Is it a mystery that a Wolves reserve has thrived at Barcelona, while the Brazilian couldn’t?
Cruyff and his Barca colleagues face a dilemma in the shape of loanee Philippe Coutinho
Coutinho failed to live up to his hefty price tag in Catalonia and is now at Aston Villa
But referencing Traore as an example, Cruyff says the needs of club and player have to fit
‘The needs of the club and the player have to fit. A lot of good players are in one place and it is not working and they go elsewhere and it goes brilliantly.
‘Coutinho is a good example. He is a very good player but sometimes for whatever reason it doesn’t quite work.
‘It doesn’t mean it’s the fault of the club and often it doesn’t mean it’s the fault of the player.’
After 30 years in football as a player, coach and director, Jordi has not lost his love for the game, and he still treasures a collection of over 600 football shirts that he began while in the US watching his dad playing in the North American Soccer League.
‘I was just a little kid and that league was the first one I really saw,’ he says. ‘I have a George Best shirt and a Pele shirt. Various of my father too.’
Does it ever become overbearing that his dad is still the thing people want to talk to him about? ‘No, not at all,’ he says. ‘Perhaps when I was a kid and you see that people always want something from your dad, you think: hey leave him alone that’s my dad. But now I just think it’s incredible.’
And he is still welcome to hearing stories from the public about his legendary father Johan
‘Wherever I go, people, yes they ask me how I am but they always tell me about what my father has meant to them. And everyone has a different story.
‘Older people remember him as a player, middle-aged people as a coach, there are people who know him through the foundation which marks its 25th anniversary this year.

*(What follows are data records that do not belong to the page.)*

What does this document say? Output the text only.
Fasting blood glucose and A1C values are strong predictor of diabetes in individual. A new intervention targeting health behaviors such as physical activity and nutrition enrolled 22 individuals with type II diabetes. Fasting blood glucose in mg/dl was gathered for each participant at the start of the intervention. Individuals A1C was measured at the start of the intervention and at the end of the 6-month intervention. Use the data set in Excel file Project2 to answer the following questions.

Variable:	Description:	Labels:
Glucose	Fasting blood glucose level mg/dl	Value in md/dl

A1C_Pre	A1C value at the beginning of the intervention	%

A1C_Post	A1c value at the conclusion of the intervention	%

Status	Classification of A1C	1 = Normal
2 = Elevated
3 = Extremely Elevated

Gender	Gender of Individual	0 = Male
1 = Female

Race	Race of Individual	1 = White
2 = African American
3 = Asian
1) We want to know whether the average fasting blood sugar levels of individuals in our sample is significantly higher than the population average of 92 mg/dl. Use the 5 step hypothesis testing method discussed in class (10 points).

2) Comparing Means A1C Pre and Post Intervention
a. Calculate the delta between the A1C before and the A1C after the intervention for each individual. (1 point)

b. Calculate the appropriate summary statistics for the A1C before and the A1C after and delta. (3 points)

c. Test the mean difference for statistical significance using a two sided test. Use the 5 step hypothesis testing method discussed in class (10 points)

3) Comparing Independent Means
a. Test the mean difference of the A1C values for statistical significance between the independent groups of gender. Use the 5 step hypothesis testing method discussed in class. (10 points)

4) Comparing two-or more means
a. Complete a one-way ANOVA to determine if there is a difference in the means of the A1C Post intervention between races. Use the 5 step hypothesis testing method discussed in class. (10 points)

‘And the youngsters think about the moves, and they say: your father was really good!
‘To think that they have heard about him and searched for videos of him playing. His image is kept alive.’
There are around 275 Cruyff Courts globally with around a dozen in the UK and plans for more. The focus is on giving children with disabilities or at risk of social exclusion a space where they can play football. The first UK Cruyff Court was opened by Dennis Bergkamp in North London in 2008. Virgil van Djik opened one in Cumberland last year and Ronald Koeman inaugurated one while coach at Everton.